One of the great things about having a job that involves travel is that it sometimes lets you visit with friends and family that are in the area. I was able to enjoy this past weekend with my daughter in Massachusetts. Having children of different ages means different activities please them in different ways. My daughter’s growing interest in history means that I can take her to historic sites, and her interest in Greek mythology led to us planning a trip to Athens during her Spring Break in 2018.
Someday, I’m sure my sons will share similar interests. For now, it’s all Lego sets and YouTube videos about… of all things, kids building Lego sets! My middle son could not be more vocal about his displeasure at visiting historical sites. While I admire his candor, he can be a total killjoy.

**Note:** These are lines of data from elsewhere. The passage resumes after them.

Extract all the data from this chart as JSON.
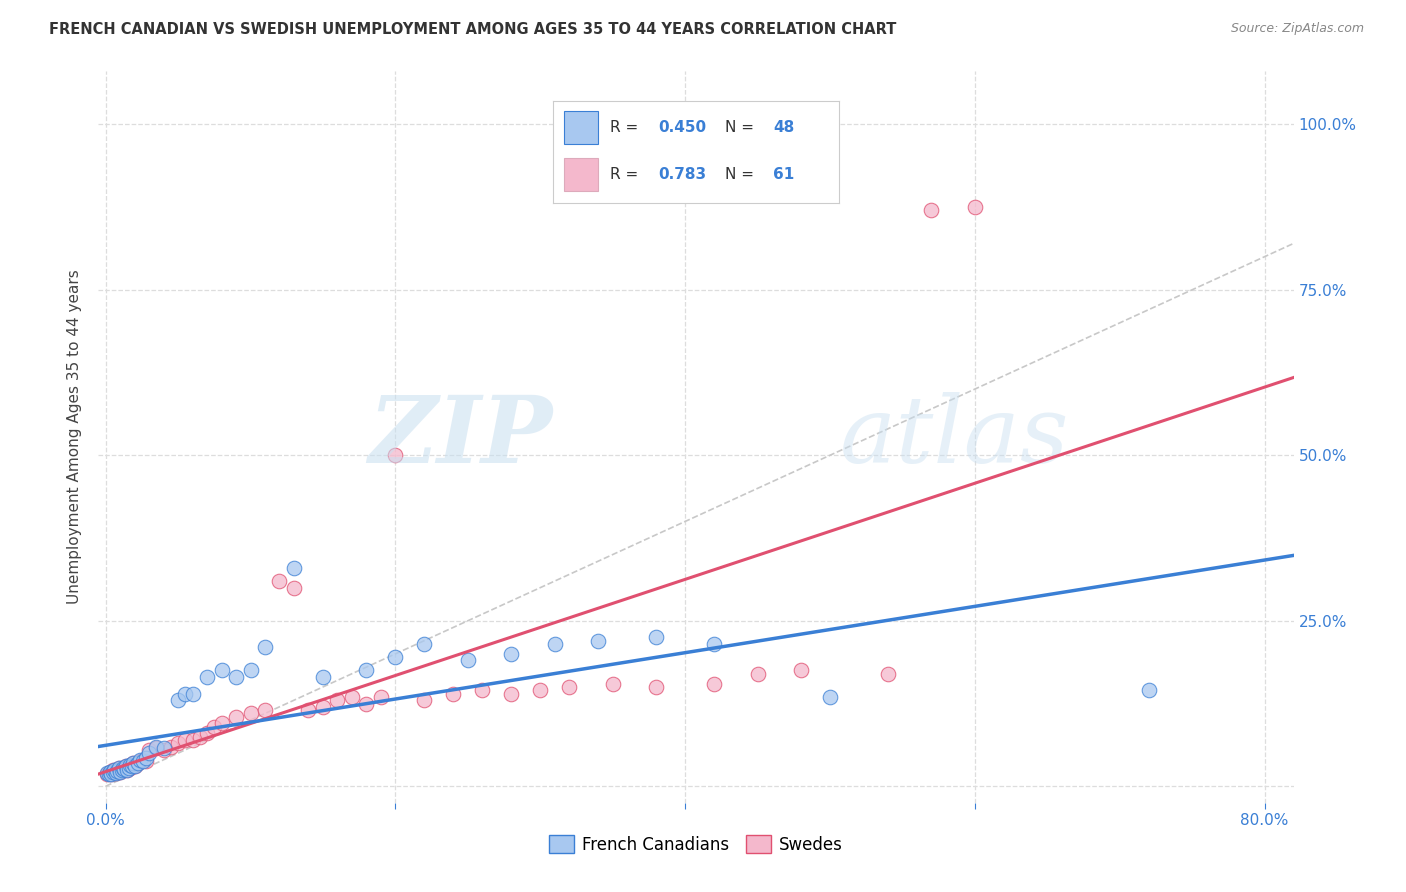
{
  "title": "FRENCH CANADIAN VS SWEDISH UNEMPLOYMENT AMONG AGES 35 TO 44 YEARS CORRELATION CHART",
  "source": "Source: ZipAtlas.com",
  "ylabel": "Unemployment Among Ages 35 to 44 years",
  "xlim": [
    -0.005,
    0.82
  ],
  "ylim": [
    -0.025,
    1.08
  ],
  "xticks": [
    0.0,
    0.2,
    0.4,
    0.6,
    0.8
  ],
  "xticklabels": [
    "0.0%",
    "",
    "",
    "",
    "80.0%"
  ],
  "yticks_right": [
    0.0,
    0.25,
    0.5,
    0.75,
    1.0
  ],
  "yticklabels_right": [
    "",
    "25.0%",
    "50.0%",
    "75.0%",
    "100.0%"
  ],
  "color_blue": "#a8c8f0",
  "color_pink": "#f4b8cc",
  "color_blue_line": "#3a7fd5",
  "color_pink_line": "#e05070",
  "color_diag": "#c8c8c8",
  "color_text_blue": "#3a7fd5",
  "watermark_zip_color": "#c8dff0",
  "watermark_atlas_color": "#c8dff0",
  "fc_x": [
    0.001,
    0.002,
    0.003,
    0.004,
    0.005,
    0.006,
    0.007,
    0.008,
    0.009,
    0.01,
    0.011,
    0.012,
    0.013,
    0.014,
    0.015,
    0.016,
    0.017,
    0.018,
    0.019,
    0.02,
    0.022,
    0.024,
    0.026,
    0.028,
    0.03,
    0.035,
    0.04,
    0.05,
    0.055,
    0.06,
    0.07,
    0.08,
    0.09,
    0.1,
    0.11,
    0.13,
    0.15,
    0.18,
    0.2,
    0.22,
    0.25,
    0.28,
    0.31,
    0.34,
    0.38,
    0.42,
    0.5,
    0.72
  ],
  "fc_y": [
    0.02,
    0.018,
    0.022,
    0.019,
    0.021,
    0.025,
    0.02,
    0.023,
    0.028,
    0.022,
    0.025,
    0.028,
    0.026,
    0.03,
    0.025,
    0.028,
    0.032,
    0.03,
    0.035,
    0.03,
    0.035,
    0.04,
    0.038,
    0.042,
    0.05,
    0.06,
    0.058,
    0.13,
    0.14,
    0.14,
    0.165,
    0.175,
    0.165,
    0.175,
    0.21,
    0.33,
    0.165,
    0.175,
    0.195,
    0.215,
    0.19,
    0.2,
    0.215,
    0.22,
    0.225,
    0.215,
    0.135,
    0.145
  ],
  "sw_x": [
    0.001,
    0.002,
    0.003,
    0.004,
    0.005,
    0.006,
    0.007,
    0.008,
    0.009,
    0.01,
    0.011,
    0.012,
    0.013,
    0.014,
    0.015,
    0.016,
    0.017,
    0.018,
    0.019,
    0.02,
    0.022,
    0.024,
    0.026,
    0.028,
    0.03,
    0.035,
    0.04,
    0.045,
    0.05,
    0.055,
    0.06,
    0.065,
    0.07,
    0.075,
    0.08,
    0.09,
    0.1,
    0.11,
    0.12,
    0.13,
    0.14,
    0.15,
    0.16,
    0.17,
    0.18,
    0.19,
    0.2,
    0.22,
    0.24,
    0.26,
    0.28,
    0.3,
    0.32,
    0.35,
    0.38,
    0.42,
    0.45,
    0.48,
    0.54,
    0.57,
    0.6
  ],
  "sw_y": [
    0.018,
    0.02,
    0.022,
    0.019,
    0.025,
    0.022,
    0.02,
    0.025,
    0.028,
    0.022,
    0.025,
    0.026,
    0.028,
    0.03,
    0.025,
    0.03,
    0.028,
    0.032,
    0.035,
    0.03,
    0.035,
    0.038,
    0.04,
    0.038,
    0.055,
    0.058,
    0.055,
    0.06,
    0.065,
    0.07,
    0.07,
    0.075,
    0.08,
    0.09,
    0.095,
    0.105,
    0.11,
    0.115,
    0.31,
    0.3,
    0.115,
    0.12,
    0.13,
    0.135,
    0.125,
    0.135,
    0.5,
    0.13,
    0.14,
    0.145,
    0.14,
    0.145,
    0.15,
    0.155,
    0.15,
    0.155,
    0.17,
    0.175,
    0.17,
    0.87,
    0.875
  ]
}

I’m sure he will grow out of it, but I’m not sure if he will in the next 8 months.
It’s one thing if he has a bad mood and we have to leave a museum an hour earlier than planned, but what if we’re on a vacation that we have planned for months? A vacation for which we traveled halfway around the world! Such an attitude could lead to losing out on once-in-a-lifetime opportunities for sightseeing! Suddenly the potential impact and inflicted loss become significantly higher. But could such an issue arise only from a poor attitude?
There’s a certain challenge, I think a joyful challenge, that comes with being a single parent. The less you see your children, the more meaningful you must make your time together. Needless to say, I’m not much of a “let’s watch TV in the hotel all day” kind of guy. In the 48 hours I spent with my daughter, we built an aggressive itinerary. Breakfast on Cape Cod, visit Plymouth Rock, take a harbor cruise, visit the Salem Dungeon and Salem Witch House, visit the Bunker Hill Monument, and stopping off to see the USS Constitution and the USS Cassin Young in Boston Harbor. Don’t forget the hours of driving between locations too! I think at some point we ate and slept, but yikes am I tired.
Did this aggressive schedule, with very little slack, introduce risk into our plans? What happens when someone gets tired, cranky, or just isn’t having a good time? Several times throughout the course of the weekend, I thought to myself how there would be no way that we could have done this with the boys. Especially Bunker Hill.
The last time I was in Boston, the Bunker Hill Monument was closed. I was very disappointed that I couldn’t go up to the top. This time, I was excited at the prospect – but was genuinely concerned about whether or not my 10-year old daughter would be able to make it all the way up. To offer some context, the interior of the monument has a stone spiral staircase that has 294 steps taking you to the top of the 221′ foot structure – basically a twenty story building. To offer further context, my daughter has the kind of grit that business schools wish they could teach. Watching other people turn around on the stairs simply motivates her to go on.
The whole way up, all I could keep thinking to myself is how the boys could never do this. Had they come, it probably would have ruined the day! Children under 14 need to be accompanied by an adult, and I could vividly imagine my middle boy refusing to even look inside the Monument, refusing to even consider going up the stairs. He would, in effect, stop any of us from reaching the top!
We reached the top without much of an issue. I did notice that on our way down from this 20-story flight of stairs that my legs were a little wobbly. It seemed that every time my foot reached for a lower step it shook a little like jello until I set it down again. It couldn’t possibly be much of an issue though, I mean heck, I’m in the prime of my life! Excellent shape! I jog several times a week, I eat great, and….apparently, I could use some time on a stair climber.
The next morning I had a terrible pain in my back, and my thighs…oh, my thighs. I hadn’t even considered that my physical condition wasn’t sufficient for such activities. Truly an unknown-unknown! But worst of all, the guilt. Driving back from Massachusetts, I couldn’t help but think about how my sore back and legs could just as easily ruin well-constructed plans on a vacation as a truculent second-grader. Yet for some reason, the only threats to a good vacation that I was willing to entertain involved a child’s, but not my own, weaknesses.
This has me rethinking various aspects of our trip to Athens. Perhaps I should build more slack between activities to prevent over exertion, and perhaps I should spend more time on a stair climber, and perhaps I shouldn’t worry so much about a second-grader acting his age. The risk exposure is much higher on such a trip, but I can always get an international data plan so he can watch YouTube while we’re at the Acropolis.